L’Archipel d’une autre vie d’Andreï Makine
Si l’on ne peut réduire l’œuvre d’Andreï Makine à son tropisme russe, l’écrivain, né en Sibérie en 1957, naturalisé français et devenu académicien, revient régulièrement au pays de ses origines. En témoigne parmi d’autres le remarquable L’Archipel d’une autre vie publié en 2016. URSS, début des années soixante, un adolescent de quatorze ans quitte son orphelinat, situé en Sibérie centrale et accueillant des enfants dont les parents ont disparu dans les camps, pour suivre une formation de géodésiste dans une petite localité perdue de l’Extrême-Orient. Un jour, il guette un mystérieux trappeur dans la taïga, mais celui-ci le surprend. L’homme, Pavel Gartsev, va alors raconter au jeune garçon l’étrange traque à laquelle il participa dans cette même région en 1952. Tandis que des soldats s’entraînent à une hypothétique guerre atomique, un groupe est constitué autour de Louskass, représentant du contre-espionnage militaire, afin de rattraper un prisonnier s’étant évadé d’un camp. Louskass, Boutov, Ratinsky, Vassine et Gartsev partent donc à la poursuite de ce fugitif qui pourrait être un ancien nazi, un agent de l’Ouest ou simplement un détenu politique. Il doit être pris vivant, ramené au camp et subir une punition exemplaire.
Mais la traque dans la taïga leur réserve de nombreuses surprises.
L’Archipel d’une autre vie prend d’abord l’allure d’une classique chasse à l’homme et Andreï Makine entraîne le lecteur dans une sorte de western moderne. La nature et les éléments sont les premiers ennemis de cette petite troupe dont chacun des membres poursuit ses propres objectifs. Ces hommes ont aussi leurs secrets, vivent avec des fantômes. Certains doivent renoncer à la mission, le fugitif semble se jouer d’eux et il n’est pas celui que l’on croyait…
Passage de témoin
Sans perdre sa tension et sa dimension épique, le western de Makine devient fable. À l’instar du fugitif, l’auteur du Testament français, prix Goncourt 1995, brouille les pistes, mêle la grande Histoire et les destinées de ses personnages. La seconde guerre, le communisme, le Goulag, le péril atomique, la mondialisation : quels que soient l’époque et le motif, les hommes ne changent pas.

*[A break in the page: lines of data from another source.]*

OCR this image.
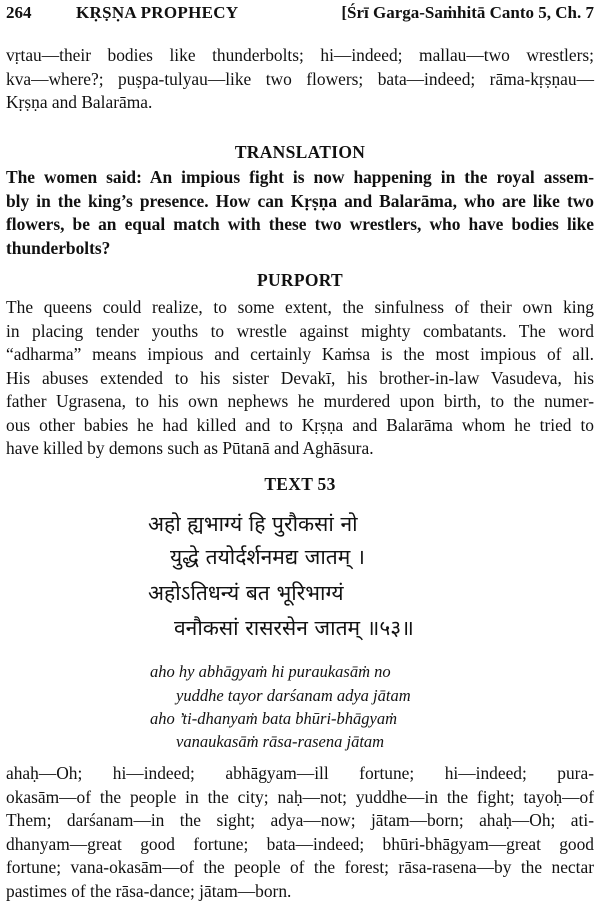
264	KṚṢṆA PROPHECY	[Śrī Garga-Saṁhitā Canto 5, Ch. 7

vṛtau—their bodies like thunderbolts; hi—indeed; mallau—two wrestlers;

kva—where?; puṣpa-tulyau—like two flowers; bata—indeed; rāma-kṛṣṇau—

Kṛṣṇa and Balarāma.

TRANSLATION

The women said: An impious fight is now happening in the royal assem-

bly in the king’s presence. How can Kṛṣṇa and Balarāma, who are like two

flowers, be an equal match with these two wrestlers, who have bodies like

thunderbolts?

PURPORT

The queens could realize, to some extent, the sinfulness of their own king

in placing tender youths to wrestle against mighty combatants. The word

“adharma” means impious and certainly Kaṁsa is the most impious of all.

His abuses extended to his sister Devakī, his brother-in-law Vasudeva, his

father Ugrasena, to his own nephews he murdered upon birth, to the numer-

ous other babies he had killed and to Kṛṣṇa and Balarāma whom he tried to

have killed by demons such as Pūtanā and Aghāsura.

TEXT 53
अहो ह्यभाग्यं हि पुरौकसां नो
युद्धे तयोर्दर्शनमद्य जातम् ।
अहोऽतिधन्यं बत भूरिभाग्यं
वनौकसां रासरसेन जातम् ॥५३॥
aho hy abhāgyaṁ hi puraukasāṁ no
yuddhe tayor darśanam adya jātam
aho ’ti-dhanyaṁ bata bhūri-bhāgyaṁ
vanaukasāṁ rāsa-rasena jātam

ahaḥ—Oh; hi—indeed; abhāgyam—ill fortune; hi—indeed; pura-

okasām—of the people in the city; naḥ—not; yuddhe—in the fight; tayoḥ—of

Them; darśanam—in the sight; adya—now; jātam—born; ahaḥ—Oh; ati-

dhanyam—great good fortune; bata—indeed; bhūri-bhāgyam—great good

fortune; vana-okasām—of the people of the forest; rāsa-rasena—by the nectar

pastimes of the rāsa-dance; jātam—born.
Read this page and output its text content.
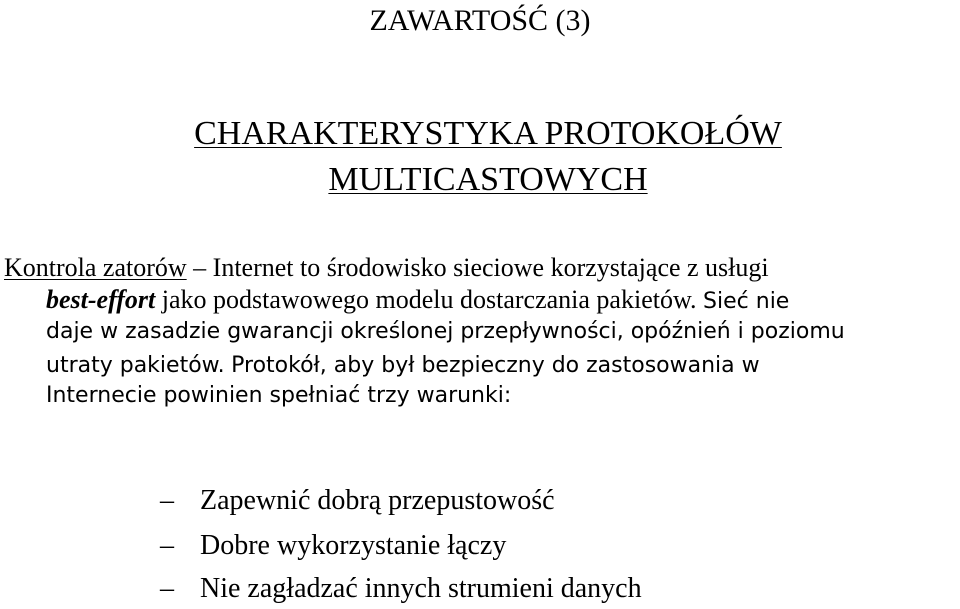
ZAWARTOŚĆ (3)
CHARAKTERYSTYKA PROTOKOŁÓW
MULTICASTOWYCH
Kontrola zatorów – Internet to środowisko sieciowe korzystające z usługi
best-effort jako podstawowego modelu dostarczania pakietów. Sieć nie
daje w zasadzie gwarancji określonej przepływności, opóźnień i poziomu
utraty pakietów. Protokół, aby był bezpieczny do zastosowania w
Internecie powinien spełniać trzy warunki:
– Zapewnić dobrą przepustowość
– Dobre wykorzystanie łączy
– Nie zagładzać innych strumieni danych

La violence, l’envie, la haine, la sauvagerie guident leurs pas. Sauf chez ceux qui réussissent à fuir pour gagner « une autre vie » loin des masses encasernées de gré ou de force. Dédié aux « destins qui s’opposaient à tout ce que convoitaient les humains » et aux derniers hommes libres, L’Archipel d’une autre vie est l’éblouissante histoire d’une initiation et d’un passage de témoin.